Home to Roost is a compilation album by British rock band Atomic Rooster. It is made up of material from their first three studio albums.

It has been issued on at least three separate occasions. The first time was in 1977, as a double LP on the Mooncrest label. In 1986 it was reissued with a new sleeve design on the Raw Power (Castle Communications) label. This time, the two LPs were accompanied by a 12 track CD release, which was Atomic Rooster's first in that format. Early CDs only had just over one hour's maximum playing time, causing 8 of the 20 tracks to be omitted, in order to facilitate a single disc. Lastly, it was reissued in 1989 by Receiver Records, rather confusingly retitled Devil's Answer and sporting yet another new cover design. This time, it appeared only as a double CD which contained all 20 original tracks.  The second CD of 10 tracks was also released separately in 1989 by Action Replay Records under the title The Best & The Rest Of Atomic Rooster.

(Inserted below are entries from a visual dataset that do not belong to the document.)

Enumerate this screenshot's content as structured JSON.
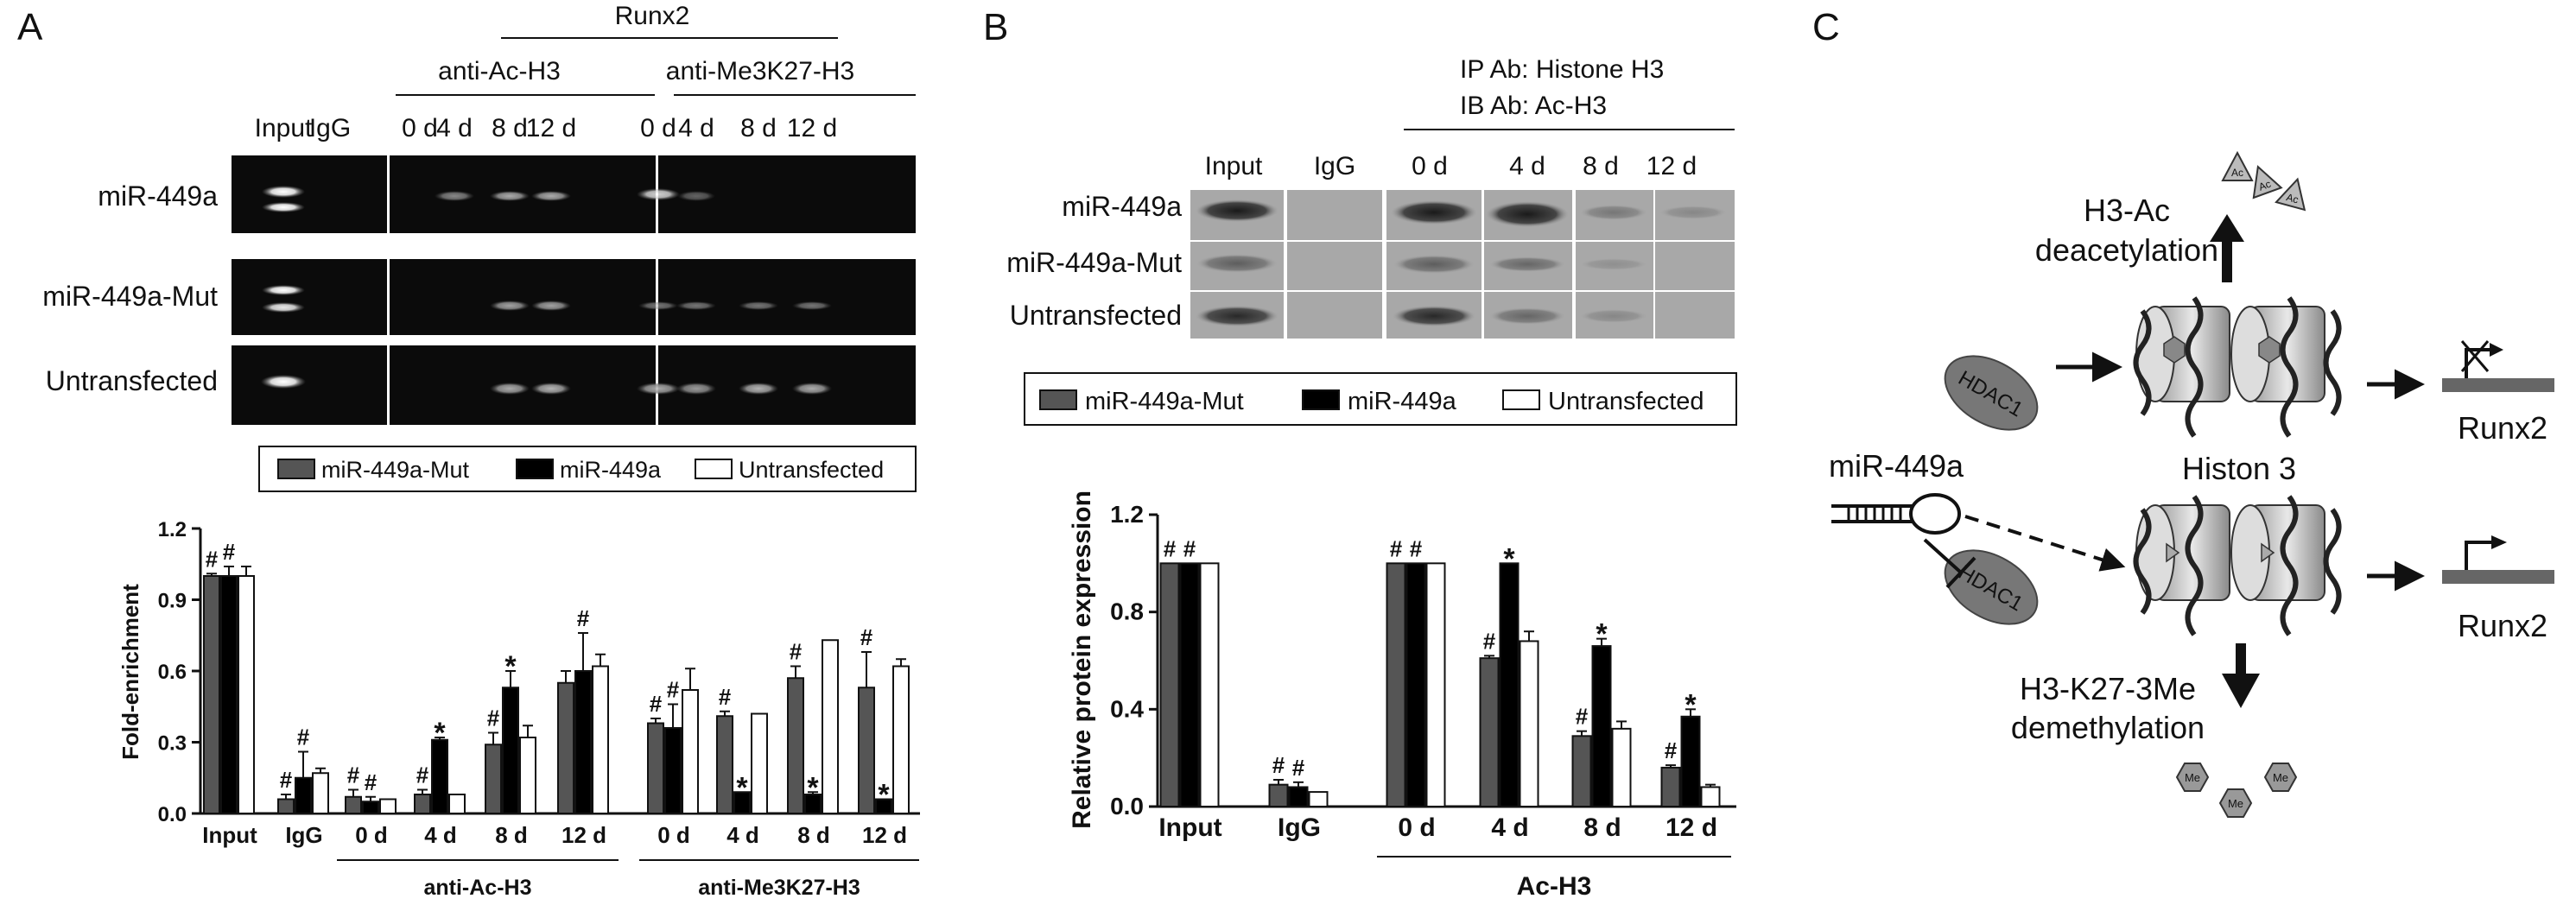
{
  "panels": {
    "A": {
      "letter": "A",
      "gel": {
        "top_header": "Runx2",
        "group_headers": [
          "anti-Ac-H3",
          "anti-Me3K27-H3"
        ],
        "lane_labels": [
          "Input",
          "IgG",
          "0 d",
          "4 d",
          "8 d",
          "12 d",
          "0 d",
          "4 d",
          "8 d",
          "12 d"
        ],
        "row_labels": [
          "miR-449a",
          "miR-449a-Mut",
          "Untransfected"
        ]
      },
      "legend": [
        "miR-449a-Mut",
        "miR-449a",
        "Untransfected"
      ]
    },
    "B": {
      "letter": "B",
      "blot": {
        "ip_line": "IP Ab: Histone H3",
        "ib_line": "IB Ab: Ac-H3",
        "lane_labels": [
          "Input",
          "IgG",
          "0 d",
          "4 d",
          "8 d",
          "12 d"
        ],
        "row_labels": [
          "miR-449a",
          "miR-449a-Mut",
          "Untransfected"
        ]
      },
      "legend": [
        "miR-449a-Mut",
        "miR-449a",
        "Untransfected"
      ]
    },
    "C": {
      "letter": "C",
      "labels": {
        "h3ac_line1": "H3-Ac",
        "h3ac_line2": "deacetylation",
        "hdac_top": "HDAC1",
        "hdac_bottom": "HDAC1",
        "mirna": "miR-449a",
        "histon": "Histon 3",
        "runx_top": "Runx2",
        "runx_bottom": "Runx2",
        "k27_line1": "H3-K27-3Me",
        "k27_line2": "demethylation",
        "ac": "Ac",
        "me": "Me"
      }
    }
  },
  "colors": {
    "mut": "#555555",
    "mir": "#000000",
    "untr": "#ffffff"
  },
  "chart_data": [
    {
      "type": "bar",
      "panel": "A",
      "ylabel": "Fold-enrichment",
      "ylim": [
        0,
        1.2
      ],
      "yticks": [
        0.0,
        0.3,
        0.6,
        0.9,
        1.2
      ],
      "ytick_labels": [
        "0.0",
        "0.3",
        "0.6",
        "0.9",
        "1.2"
      ],
      "categories": [
        "Input",
        "IgG",
        "0 d",
        "4 d",
        "8 d",
        "12 d",
        "0 d",
        "4 d",
        "8 d",
        "12 d"
      ],
      "groups": [
        {
          "label": "anti-Ac-H3",
          "from": 2,
          "to": 5
        },
        {
          "label": "anti-Me3K27-H3",
          "from": 6,
          "to": 9
        }
      ],
      "series": [
        {
          "name": "miR-449a-Mut",
          "values": [
            1.0,
            0.06,
            0.07,
            0.08,
            0.29,
            0.55,
            0.38,
            0.41,
            0.57,
            0.53
          ],
          "errors": [
            0.01,
            0.02,
            0.03,
            0.02,
            0.05,
            0.05,
            0.02,
            0.02,
            0.05,
            0.15
          ]
        },
        {
          "name": "miR-449a",
          "values": [
            1.0,
            0.15,
            0.05,
            0.31,
            0.53,
            0.6,
            0.36,
            0.09,
            0.08,
            0.06
          ],
          "errors": [
            0.04,
            0.11,
            0.02,
            0.01,
            0.07,
            0.16,
            0.1,
            0.0,
            0.01,
            0.0
          ]
        },
        {
          "name": "Untransfected",
          "values": [
            1.0,
            0.17,
            0.06,
            0.08,
            0.32,
            0.62,
            0.52,
            0.42,
            0.73,
            0.62
          ],
          "errors": [
            0.04,
            0.02,
            0.0,
            0.0,
            0.05,
            0.05,
            0.09,
            0.0,
            0.0,
            0.03
          ]
        }
      ],
      "annotations": [
        {
          "text": "#",
          "category": 0,
          "series": 0
        },
        {
          "text": "#",
          "category": 0,
          "series": 1
        },
        {
          "text": "#",
          "category": 1,
          "series": 0
        },
        {
          "text": "#",
          "category": 1,
          "series": 1
        },
        {
          "text": "#",
          "category": 2,
          "series": 0
        },
        {
          "text": "#",
          "category": 2,
          "series": 1
        },
        {
          "text": "#",
          "category": 3,
          "series": 0
        },
        {
          "text": "*",
          "category": 3,
          "series": 1
        },
        {
          "text": "#",
          "category": 4,
          "series": 0
        },
        {
          "text": "*",
          "category": 4,
          "series": 1
        },
        {
          "text": "#",
          "category": 5,
          "series": 1
        },
        {
          "text": "#",
          "category": 6,
          "series": 0
        },
        {
          "text": "#",
          "category": 6,
          "series": 1
        },
        {
          "text": "#",
          "category": 7,
          "series": 0
        },
        {
          "text": "*",
          "category": 7,
          "series": 1
        },
        {
          "text": "#",
          "category": 8,
          "series": 0
        },
        {
          "text": "*",
          "category": 8,
          "series": 1
        },
        {
          "text": "#",
          "category": 9,
          "series": 0
        },
        {
          "text": "*",
          "category": 9,
          "series": 1
        }
      ]
    },
    {
      "type": "bar",
      "panel": "B",
      "ylabel": "Relative protein expression",
      "ylim": [
        0,
        1.2
      ],
      "yticks": [
        0.0,
        0.4,
        0.8,
        1.2
      ],
      "ytick_labels": [
        "0.0",
        "0.4",
        "0.8",
        "1.2"
      ],
      "categories": [
        "Input",
        "IgG",
        "0 d",
        "4 d",
        "8 d",
        "12 d"
      ],
      "groups": [
        {
          "label": "Ac-H3",
          "from": 2,
          "to": 5
        }
      ],
      "series": [
        {
          "name": "miR-449a-Mut",
          "values": [
            1.0,
            0.09,
            1.0,
            0.61,
            0.29,
            0.16
          ],
          "errors": [
            0.0,
            0.02,
            0.0,
            0.01,
            0.02,
            0.01
          ]
        },
        {
          "name": "miR-449a",
          "values": [
            1.0,
            0.08,
            1.0,
            1.0,
            0.66,
            0.37
          ],
          "errors": [
            0.0,
            0.02,
            0.0,
            0.0,
            0.03,
            0.03
          ]
        },
        {
          "name": "Untransfected",
          "values": [
            1.0,
            0.06,
            1.0,
            0.68,
            0.32,
            0.08
          ],
          "errors": [
            0.0,
            0.0,
            0.0,
            0.04,
            0.03,
            0.01
          ]
        }
      ],
      "annotations": [
        {
          "text": "#",
          "category": 0,
          "series": 0
        },
        {
          "text": "#",
          "category": 0,
          "series": 1
        },
        {
          "text": "#",
          "category": 1,
          "series": 0
        },
        {
          "text": "#",
          "category": 1,
          "series": 1
        },
        {
          "text": "#",
          "category": 2,
          "series": 0
        },
        {
          "text": "#",
          "category": 2,
          "series": 1
        },
        {
          "text": "*",
          "category": 3,
          "series": 1
        },
        {
          "text": "#",
          "category": 3,
          "series": 0
        },
        {
          "text": "#",
          "category": 4,
          "series": 0
        },
        {
          "text": "*",
          "category": 4,
          "series": 1
        },
        {
          "text": "#",
          "category": 5,
          "series": 0
        },
        {
          "text": "*",
          "category": 5,
          "series": 1
        }
      ]
    }
  ]
}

Although, as of January 2010, there are at least 10 different Atomic Rooster compilations entitled Devil's Answer, the one in question is the only double CD.

Track listing 
LP/CD 1
 "Death Walks Behind You"
 "V.U.G." *
 "Seven Streets"
 "Sleeping for Years"
 "I Can't Take No More" *
 "Nobody Else" *
 "Friday the 13th"
 "And So to Bed" *
 "Broken Wings"
 "Before Tomorrow"
LP/CD 2
 "Banstead"
 "Winter" *
 "Breakthrough"
 "Decision/Indecision" *
 "Devil’s Answer"
 "A Spoonful of Bromide Helps the Pulse Rate Go Down"
 "Black Snake"
 "Head in the Sky" *
 "Tomorrow Night"
 "Break the Ice" *
*Omitted from the 1986 single CD release.